As founder of Going GreenHouse, a cleaning service that uses natural products, April Prothero, 32, faces a challenge common to entrepreneurs.
She has to invest in expanding her Chandler, Ariz.-based company, which has 12 full- and part-time workers, and reserve some cash for emergencies. At the same time, she must save for retirement. Prothero, who is single with no dependents, put $2,000 toward that goal last year, but her aim this year is to sock away about $15,000 in a Simple IRA.
"I think it will be exciting to feel confident that I'll be able to retire when I want to," said Prothero, who expects Going Greenhouse to generate about $150,000 in revenue this year.
Prothero has been working with Shanna Tingom, a financial advisor for Edward Jones based in Gilbert, Ariz.
Tingom, who specializes in advising entrepreneurs, said many have trouble committing to saving regularly for retirement because they have an unsteady income or need to invest in their business. And because they are not part of corporate 401(k) programs, which make contributions to a retirement savings plan automatic, they tend to put it off.
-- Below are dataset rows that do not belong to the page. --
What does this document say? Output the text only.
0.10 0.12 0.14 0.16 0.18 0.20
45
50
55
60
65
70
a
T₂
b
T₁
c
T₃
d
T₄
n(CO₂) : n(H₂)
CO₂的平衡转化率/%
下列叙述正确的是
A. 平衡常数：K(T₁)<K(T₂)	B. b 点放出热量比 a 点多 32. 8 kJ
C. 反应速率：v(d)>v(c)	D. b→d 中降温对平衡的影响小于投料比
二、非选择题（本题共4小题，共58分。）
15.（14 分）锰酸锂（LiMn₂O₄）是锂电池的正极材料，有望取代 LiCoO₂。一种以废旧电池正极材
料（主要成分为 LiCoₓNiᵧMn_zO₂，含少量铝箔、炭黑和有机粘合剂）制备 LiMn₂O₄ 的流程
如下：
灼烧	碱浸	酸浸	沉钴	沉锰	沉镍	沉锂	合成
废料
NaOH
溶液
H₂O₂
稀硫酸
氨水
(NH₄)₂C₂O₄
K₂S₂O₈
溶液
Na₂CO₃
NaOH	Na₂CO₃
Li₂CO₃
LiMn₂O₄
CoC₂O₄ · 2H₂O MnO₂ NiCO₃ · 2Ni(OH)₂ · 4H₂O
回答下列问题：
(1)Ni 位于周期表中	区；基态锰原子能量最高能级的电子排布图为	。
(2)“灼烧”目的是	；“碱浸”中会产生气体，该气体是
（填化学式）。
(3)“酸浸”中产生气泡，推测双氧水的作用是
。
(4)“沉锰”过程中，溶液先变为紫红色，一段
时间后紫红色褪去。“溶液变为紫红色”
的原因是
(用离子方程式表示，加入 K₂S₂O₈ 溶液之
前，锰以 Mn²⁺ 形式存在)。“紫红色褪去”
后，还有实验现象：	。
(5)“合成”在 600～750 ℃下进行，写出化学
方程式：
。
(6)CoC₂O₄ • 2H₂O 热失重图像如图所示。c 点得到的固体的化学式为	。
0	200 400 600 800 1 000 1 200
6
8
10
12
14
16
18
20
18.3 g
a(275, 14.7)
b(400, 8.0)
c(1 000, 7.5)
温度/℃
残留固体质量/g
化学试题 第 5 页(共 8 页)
"When you own a small business, everything kind of comes before saving for retirement," Tingom said. "They may think about it, open an account—but they don't set up a plan and really contribute to it."
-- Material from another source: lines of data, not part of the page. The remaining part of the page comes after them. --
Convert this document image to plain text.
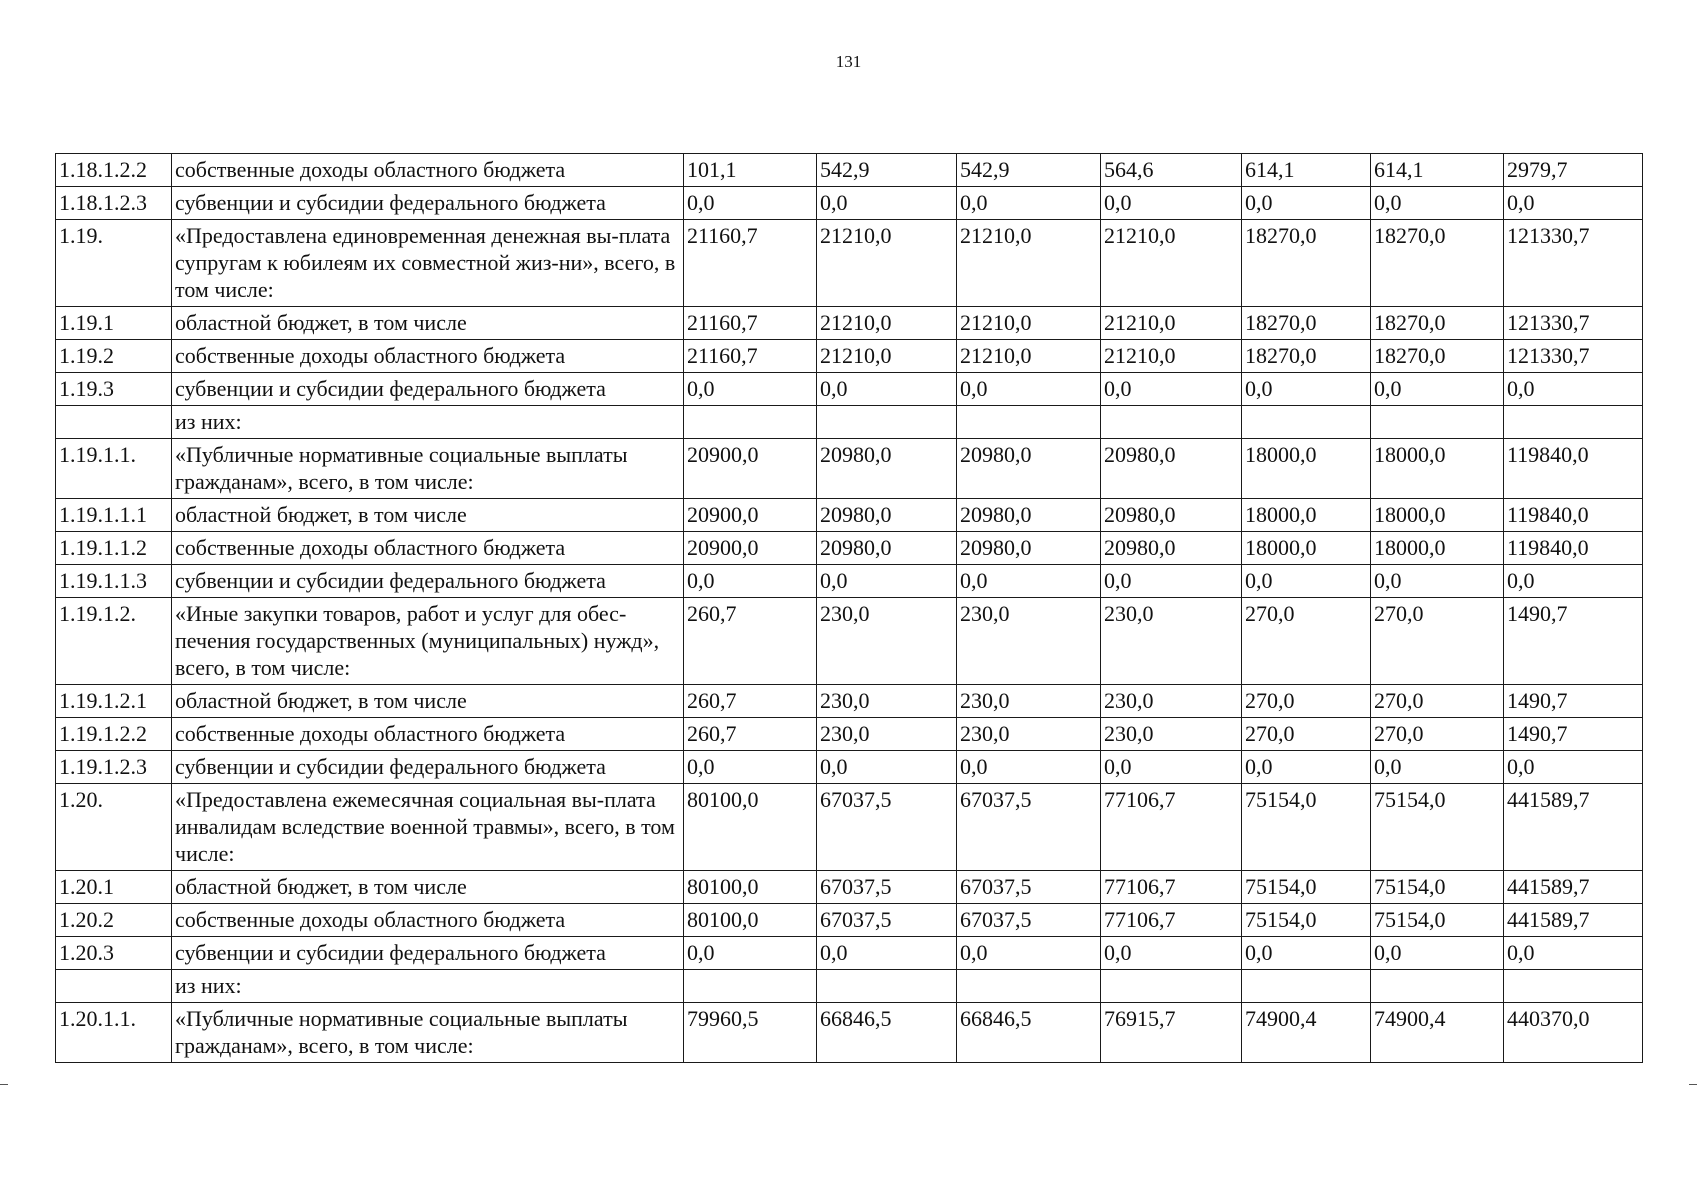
131
1.18.1.2.2	собственные доходы областного бюджета	101,1	542,9	542,9	564,6	614,1	614,1	2979,7
1.18.1.2.3	субвенции и субсидии федерального бюджета	0,0	0,0	0,0	0,0	0,0	0,0	0,0
1.19.	«Предоставлена единовременная денежная вы-плата супругам к юбилеям их совместной жиз-ни», всего, в том числе:	21160,7	21210,0	21210,0	21210,0	18270,0	18270,0	121330,7
1.19.1	областной бюджет, в том числе	21160,7	21210,0	21210,0	21210,0	18270,0	18270,0	121330,7
1.19.2	собственные доходы областного бюджета	21160,7	21210,0	21210,0	21210,0	18270,0	18270,0	121330,7
1.19.3	субвенции и субсидии федерального бюджета	0,0	0,0	0,0	0,0	0,0	0,0	0,0
	из них:							
1.19.1.1.	«Публичные нормативные социальные выплаты гражданам», всего, в том числе:	20900,0	20980,0	20980,0	20980,0	18000,0	18000,0	119840,0
1.19.1.1.1	областной бюджет, в том числе	20900,0	20980,0	20980,0	20980,0	18000,0	18000,0	119840,0
1.19.1.1.2	собственные доходы областного бюджета	20900,0	20980,0	20980,0	20980,0	18000,0	18000,0	119840,0
1.19.1.1.3	субвенции и субсидии федерального бюджета	0,0	0,0	0,0	0,0	0,0	0,0	0,0
1.19.1.2.	«Иные закупки товаров, работ и услуг для обес-печения государственных (муниципальных) нужд», всего, в том числе:	260,7	230,0	230,0	230,0	270,0	270,0	1490,7
1.19.1.2.1	областной бюджет, в том числе	260,7	230,0	230,0	230,0	270,0	270,0	1490,7
1.19.1.2.2	собственные доходы областного бюджета	260,7	230,0	230,0	230,0	270,0	270,0	1490,7
1.19.1.2.3	субвенции и субсидии федерального бюджета	0,0	0,0	0,0	0,0	0,0	0,0	0,0
1.20.	«Предоставлена ежемесячная социальная вы-плата инвалидам вследствие военной травмы», всего, в том числе:	80100,0	67037,5	67037,5	77106,7	75154,0	75154,0	441589,7
1.20.1	областной бюджет, в том числе	80100,0	67037,5	67037,5	77106,7	75154,0	75154,0	441589,7
1.20.2	собственные доходы областного бюджета	80100,0	67037,5	67037,5	77106,7	75154,0	75154,0	441589,7
1.20.3	субвенции и субсидии федерального бюджета	0,0	0,0	0,0	0,0	0,0	0,0	0,0
	из них:							
1.20.1.1.	«Публичные нормативные социальные выплаты гражданам», всего, в том числе:	79960,5	66846,5	66846,5	76915,7	74900,4	74900,4	440370,0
Others don't save because they're in denial.
"There's a misconception with a lot of small business owners that 'my business is my retirement—I will grow the business, sell it and retire,' " Tingom said. Unfortunately, they don't always realize that the market may not be hospitable at the time they want to sell their firm, or their business isn't worth what they expected. In some cases, it's not salable at all."
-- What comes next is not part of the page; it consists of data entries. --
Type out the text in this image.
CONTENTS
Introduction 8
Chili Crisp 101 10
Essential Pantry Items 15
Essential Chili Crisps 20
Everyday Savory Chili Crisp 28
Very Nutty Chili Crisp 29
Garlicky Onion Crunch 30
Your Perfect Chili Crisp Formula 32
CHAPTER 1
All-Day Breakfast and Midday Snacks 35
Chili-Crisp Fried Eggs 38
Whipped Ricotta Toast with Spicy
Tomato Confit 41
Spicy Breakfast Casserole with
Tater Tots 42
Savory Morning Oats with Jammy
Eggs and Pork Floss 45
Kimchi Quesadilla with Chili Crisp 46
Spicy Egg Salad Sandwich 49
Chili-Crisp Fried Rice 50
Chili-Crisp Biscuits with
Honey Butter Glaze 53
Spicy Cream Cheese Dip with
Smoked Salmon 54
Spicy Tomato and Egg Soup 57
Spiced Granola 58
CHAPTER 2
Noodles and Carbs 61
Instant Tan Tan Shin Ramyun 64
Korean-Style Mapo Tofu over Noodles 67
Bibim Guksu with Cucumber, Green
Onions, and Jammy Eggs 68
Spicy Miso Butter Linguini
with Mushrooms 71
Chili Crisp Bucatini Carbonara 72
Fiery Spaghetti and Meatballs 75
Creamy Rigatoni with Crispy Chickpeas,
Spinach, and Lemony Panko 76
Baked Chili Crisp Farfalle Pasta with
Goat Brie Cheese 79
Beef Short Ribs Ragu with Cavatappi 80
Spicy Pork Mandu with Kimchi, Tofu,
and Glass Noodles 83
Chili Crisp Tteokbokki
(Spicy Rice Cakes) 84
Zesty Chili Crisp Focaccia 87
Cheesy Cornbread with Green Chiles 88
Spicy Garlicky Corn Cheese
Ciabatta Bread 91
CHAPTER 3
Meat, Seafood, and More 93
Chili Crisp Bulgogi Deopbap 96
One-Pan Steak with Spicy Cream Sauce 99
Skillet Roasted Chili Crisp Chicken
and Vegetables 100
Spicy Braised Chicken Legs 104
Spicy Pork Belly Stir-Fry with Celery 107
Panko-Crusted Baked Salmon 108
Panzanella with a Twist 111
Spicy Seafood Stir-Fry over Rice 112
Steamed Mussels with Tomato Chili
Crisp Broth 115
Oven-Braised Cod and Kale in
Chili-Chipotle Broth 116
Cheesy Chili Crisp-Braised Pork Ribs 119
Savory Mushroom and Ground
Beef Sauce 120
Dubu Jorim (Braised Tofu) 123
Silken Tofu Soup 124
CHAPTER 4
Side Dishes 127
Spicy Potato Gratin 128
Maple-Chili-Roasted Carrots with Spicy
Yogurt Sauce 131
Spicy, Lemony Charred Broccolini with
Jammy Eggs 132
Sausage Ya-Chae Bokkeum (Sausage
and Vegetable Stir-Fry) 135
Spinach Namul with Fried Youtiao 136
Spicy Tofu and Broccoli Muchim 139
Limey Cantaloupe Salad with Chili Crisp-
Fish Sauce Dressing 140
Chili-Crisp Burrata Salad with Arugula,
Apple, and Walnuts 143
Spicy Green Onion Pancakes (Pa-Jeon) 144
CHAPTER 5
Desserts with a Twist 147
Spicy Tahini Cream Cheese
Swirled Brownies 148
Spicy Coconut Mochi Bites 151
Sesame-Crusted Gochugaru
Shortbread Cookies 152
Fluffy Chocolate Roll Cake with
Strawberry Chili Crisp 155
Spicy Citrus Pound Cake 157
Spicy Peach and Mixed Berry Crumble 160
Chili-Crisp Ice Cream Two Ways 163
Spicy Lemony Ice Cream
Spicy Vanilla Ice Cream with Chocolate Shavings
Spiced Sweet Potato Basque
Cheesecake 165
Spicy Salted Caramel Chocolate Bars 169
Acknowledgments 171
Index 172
The entrepreneur's unique Social Security crisis
An underlying issue is that many entrepreneurs take full advantage of business-related write-offs to reduce taxable income, thus lowering their Social Security payments. Tingom encourages those who are slow to save for retirement torequest a Social Security statement from the Social Security Administration, so they get an accurate sense of what their payments are likely to be. Often, they're shocked by how low the payments will be. "For most of them," she said, "it's astounding."
Research released last year by the Small Business Administration Office of Advocacy found that, on average, small business owners anticipate retiring later (at age 72.6) than traditional employees (68.4).
For those who don't want to end up working long past their intended retirement age, establishing annual goals and saving regularly for retirement are key, according to financial advisors. Though it can be hard to save monthly, doing so quarterly or several times a year works for many business owners.
For self-employed professionals and freelancers with unsteady cash flow, an incremental approach may work.
"One way you can think about it is, any time I get that payment for a project, or for this particular engagement, I'm going to put 10 percent or 20 percent aside in this account," said John Morris, a managing partner of Boston-based Crestwood Advisors, whose client list include a number of entrepreneurs.
Advisors working with wealthy owners sometimes encourage them to make a major retirement contribution after a windfall, such as closing a lucrative deal.
"What I always counsel entrepreneurs is, you're very successful. You're taking risks. You've had a win. Let's take some chips off the table. Let's put them over here for your retirement," said Joe Patane, a Sarasota, Fla.-based certified financial planner and tax attorney who is a vice president at Plancorp.
To make sure his entrepreneurial clients stick to the plans they set up together, Patane meets with them and their spouses—ideally every quarter. Some owners tend to be active dealmakers, so it's important to keep track of all of their sources of income, and losses, regularly.
"I make them disclose all of their little secrets," Patane said. "Getting all the facts is very difficult." He grills them on cash flow, and finds out about any extra funds and how his client plans to use them. Then, he said, he might say, "OK, Charlie, you have $200,000 that's not targeted for use in the next 12 months. Let's put the funds to work. Write the check today."
"Those are going to be your optimal vehicles to set aside larger amounts," he said. However, he advises all owners to check with their tax accountant about the retirement plan that best suits their situation.
This year, the maximum contribution for the SEP-IRA is the lesser of 25 percent of compensation or $51,000. For a Simple IRA, it's $12,000, plus $2,500 for those 50 or over, and either a 2 percent fixed or 3 percent matching contribution.
(Read more: Training your brain to be a better investor)
The One-Participant 401(k) has a maximum individual contribution of $17,500, or $23,000 for those 50 and over. One-person businesses can also set up a profit-sharing plan that lets them tuck away 25 percent of profits annually. This is a tax deduction for the business. An owner's total contributions to the account, not including catch-up payments, can't exceed $51,000 for 2013.
A disciplined approach to contributing can pay off. The SBA research shows that while small business owners 50 and over are less likely than employees to have pensions or retirement plans, including 401(k)s, they have "significantly greater" savings in IRAs and tax-deferred Keogh plans (which have been largely replaced by IRAs).
The bottom line
When allocating the retirement savings of entrepreneurs and owners, advisors say that, just as with other clients, they consider factors such as age and risk tolerance. They often recommend balancing the financial risks owners take with a more cautious approach to their portfolios, however.
"You may want to have your investment portfolio be not so risky," Morris said. His firm often suggests a globally diversified portfolio that, in addition to equities and bonds, may include gold, REITs and master limited partnerships.
He recommends getting tax advice before choosing an approach, though, saying, "This shouldn't be taken blindly."